If you want your girl to smell like roses, go to Lush. If you want her to reek of cheap beer for sad teenagers, look no further.
Lucky Soap

The best gifts are the ones that are a full-sensory experience, one that sends you back to a particularly special time in your life, fills your heart with warm memories and envelops you in a familiar embrace.

For me, this gift sends me back to my innocent youth in small-town Northern Ontario. Gritty, dirt-speckled snow crunching under my boots. Wind nipping at my skin. The sky on fire during a 5 p.m. sunset as I cut through the desolate playground by my house. My backpack heavy and bulging with beer bottles.

What do you expect? I’m from Timmins.

To be honest, all anyone would have to do is say the words “Lucky Lager” and I’m back in my hometown. You say “small town” and some people picture sweet mom and pop general stores and rosy-cheeked cherubs skipping through the snow. Believe what you will, but for me, it was a gritty place, where childhood fun meant getting a clump of your hair pulled out at a punk show in a rickety old venue, and drinking bad beer in a musty basement.

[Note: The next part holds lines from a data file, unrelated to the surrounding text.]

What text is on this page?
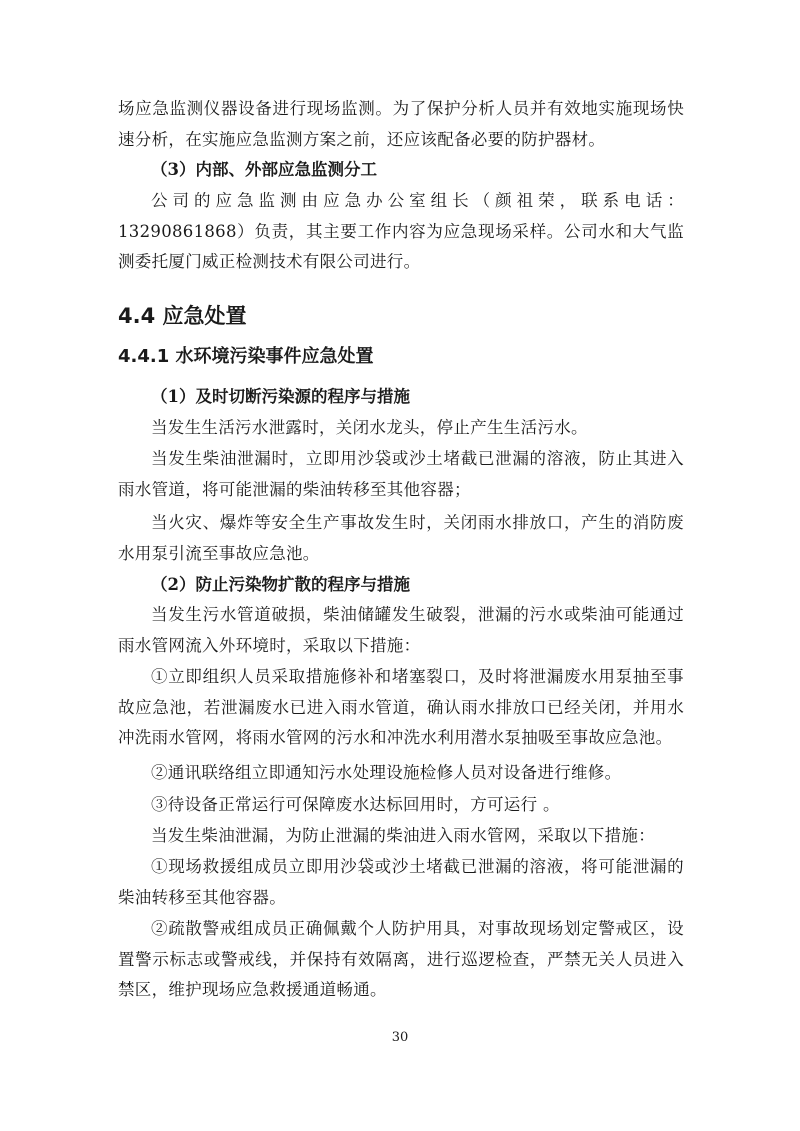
场应急监测仪器设备进行现场监测。为了保护分析人员并有效地实施现场快速分析，在实施应急监测方案之前，还应该配备必要的防护器材。

（3）内部、外部应急监测分工

公司的应急监测由应急办公室组长（颜祖荣，联系电话：13290861868）负责，其主要工作内容为应急现场采样。公司水和大气监测委托厦门威正检测技术有限公司进行。

4.4 应急处置
4.4.1 水环境污染事件应急处置

（1）及时切断污染源的程序与措施

当发生生活污水泄露时，关闭水龙头，停止产生生活污水。

当发生柴油泄漏时，立即用沙袋或沙土堵截已泄漏的溶液，防止其进入雨水管道，将可能泄漏的柴油转移至其他容器；

当火灾、爆炸等安全生产事故发生时，关闭雨水排放口，产生的消防废水用泵引流至事故应急池。

（2）防止污染物扩散的程序与措施

当发生污水管道破损，柴油储罐发生破裂，泄漏的污水或柴油可能通过雨水管网流入外环境时，采取以下措施：

①立即组织人员采取措施修补和堵塞裂口，及时将泄漏废水用泵抽至事故应急池，若泄漏废水已进入雨水管道，确认雨水排放口已经关闭，并用水冲洗雨水管网，将雨水管网的污水和冲洗水利用潜水泵抽吸至事故应急池。

②通讯联络组立即通知污水处理设施检修人员对设备进行维修。

③待设备正常运行可保障废水达标回用时，方可运行 。

当发生柴油泄漏，为防止泄漏的柴油进入雨水管网，采取以下措施：

①现场救援组成员立即用沙袋或沙土堵截已泄漏的溶液，将可能泄漏的柴油转移至其他容器。

②疏散警戒组成员正确佩戴个人防护用具，对事故现场划定警戒区，设置警示标志或警戒线，并保持有效隔离，进行巡逻检查，严禁无关人员进入禁区，维护现场应急救援通道畅通。

30
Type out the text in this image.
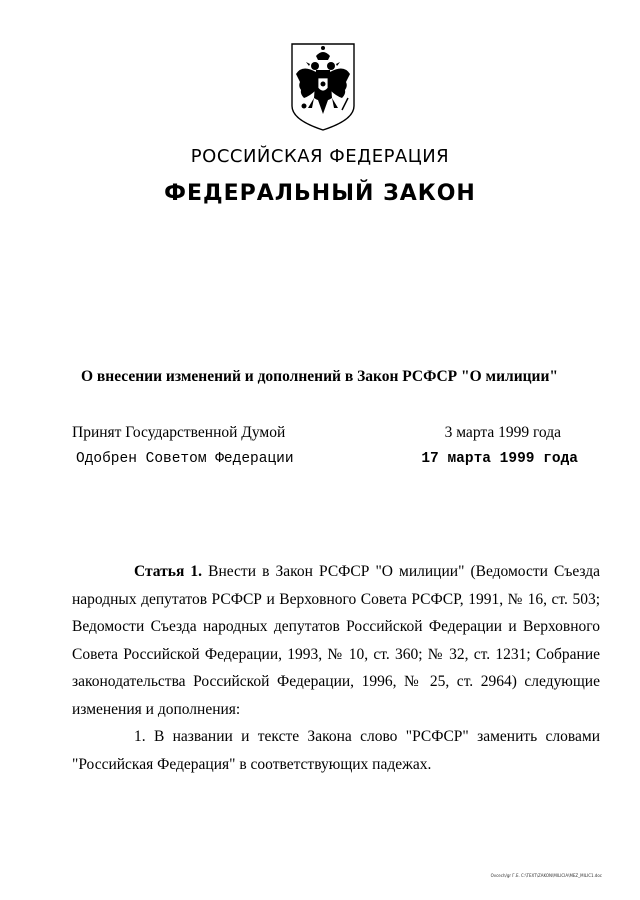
РОССИЙСКАЯ ФЕДЕРАЦИЯ
ФЕДЕРАЛЬНЫЙ ЗАКОН
О внесении изменений и дополнений в Закон РСФСР "О милиции"
Принят Государственной Думой	3 марта 1999 года
Одобрен Советом Федерации	17 марта 1999 года

Статья 1. Внести в Закон РСФСР "О милиции" (Ведомости Съезда народных депутатов РСФСР и Верховного Совета РСФСР, 1991, № 16, ст. 503; Ведомости Съезда народных депутатов Российской Федерации и Верховного Совета Российской Федерации, 1993, № 10, ст. 360; № 32, ст. 1231; Собрание законодательства Российской Федерации, 1996, № 25, ст. 2964) следующие изменения и дополнения:

1. В названии и тексте Закона слово "РСФСР" заменить словами "Российская Федерация" в соответствующих падежах.

Ovcech/gr Г.Е. C:\TEXT\ZAKON\MILICIA\MEZ_MILIC1.doc
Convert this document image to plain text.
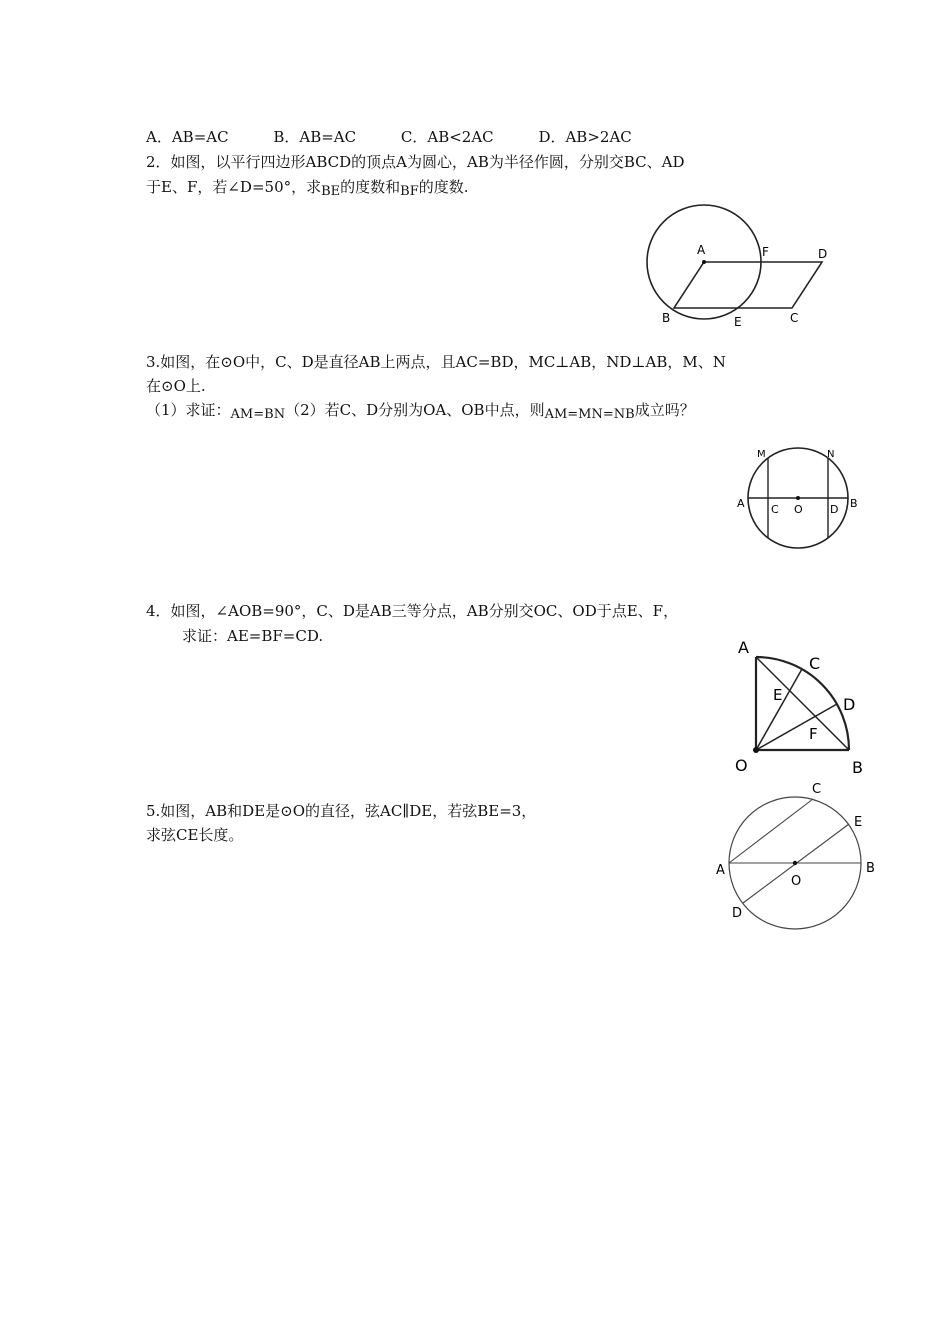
A．AB=AC	B．AB=AC	C．AB<2AC	D．AB>2AC
2．如图，以平行四边形ABCD的顶点A为圆心，AB为半径作圆，分别交BC、AD
于E、F，若∠D=50°，求BE的度数和BF的度数.
A	F	D
B	E	C
3.如图，在⊙O中，C、D是直径AB上两点，且AC=BD，MC⊥AB，ND⊥AB，M、N
在⊙O上.
（1）求证：AM=BN（2）若C、D分别为OA、OB中点，则AM=MN=NB成立吗？
M	N
A C O D B
4．如图，∠AOB=90°，C、D是AB三等分点，AB分别交OC、OD于点E、F，
求证：AE=BF=CD.
A
C
E	D
F
O	B
5.如图，AB和DE是⊙O的直径，弦AC∥DE，若弦BE=3，
求弦CE长度。
C
E
A
O
B
D
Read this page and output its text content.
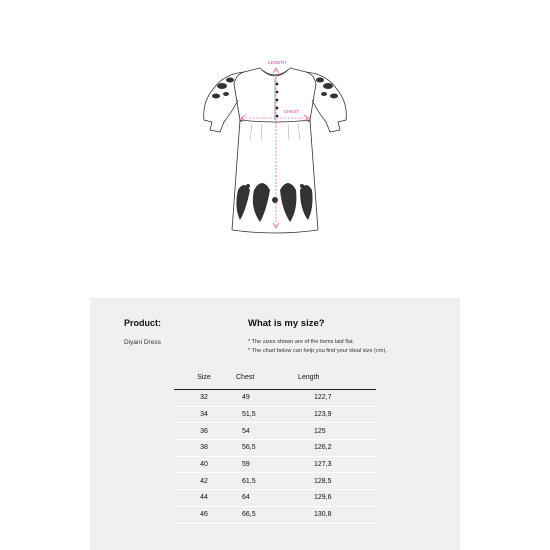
LENGTH
CHEST
Product:
Diyani Dress
What is my size?
* The sizes shown are of the items laid flat.
* The chart below can help you find your ideal size (cm).
Size	Chest	Length
32	49	122,7
34	51,5	123,9
36	54	125
38	56,5	126,2
40	59	127,3
42	61,5	128,5
44	64	129,6
46	66,5	130,8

Lucky was our drink of choice – it was the original ‘buck a beer,’ back when we were scraping together loonies and toonies to split a two-four together. We’d beg someone’s older brother to pick it up for us, divvy the box up in a secret location and then pull work socks over them to keep the clanging bottles from breaking in our backpacks.

I’m envious of people who pick up an apple pie-scented candle or a soap that smells like a meadow and say “This reminds me of my childhood!” Sorry my youth only conjures up the smell of snowmobile exhaust and cheap beer. If you want to buy me a soap (because what else do you buy women for Christmas except soap? Ladies love soap!) that reminds me of memories I don’t really have, by all means, go to Lush.

If you want to buy me a soap that reminds me of my upbringing and gives me a little in-shower PTSD – that’s “Precocious Timmins Sixteen-Year-Old Disorder” – you’ll buy me this hand-made Lucky Lager soap, made in Canada from the real shit. Besides the brew that inspired the soap, this is made from simple, real ingredients straight from the earth. And, according to Barnivore, Lucky Lager is vegan-friendly (no fish bladders or weird milk ingredient here), meaning this olive oil-based soap by Metchosin Soap Works is also plant-based. Works for me.

Guys, if you can’t tell, I actually want you to get me this soap.

Metchosin Soap Works also makes a small line of deodorants and mists, as well as soaps in normal scents for normal people. However, they do also have a Guinness Beer soap, because hey, check out the rich kids who could afford to party with Guinness. In the meantime, I’ll be sudsing up in the shower to this decadent soap, listening to the tunes of Protest the Hero and the Constantines, and pretending it’s 2006 except for the part where I fall asleep at 9:30 and my back is too damaged to haul that backpack around.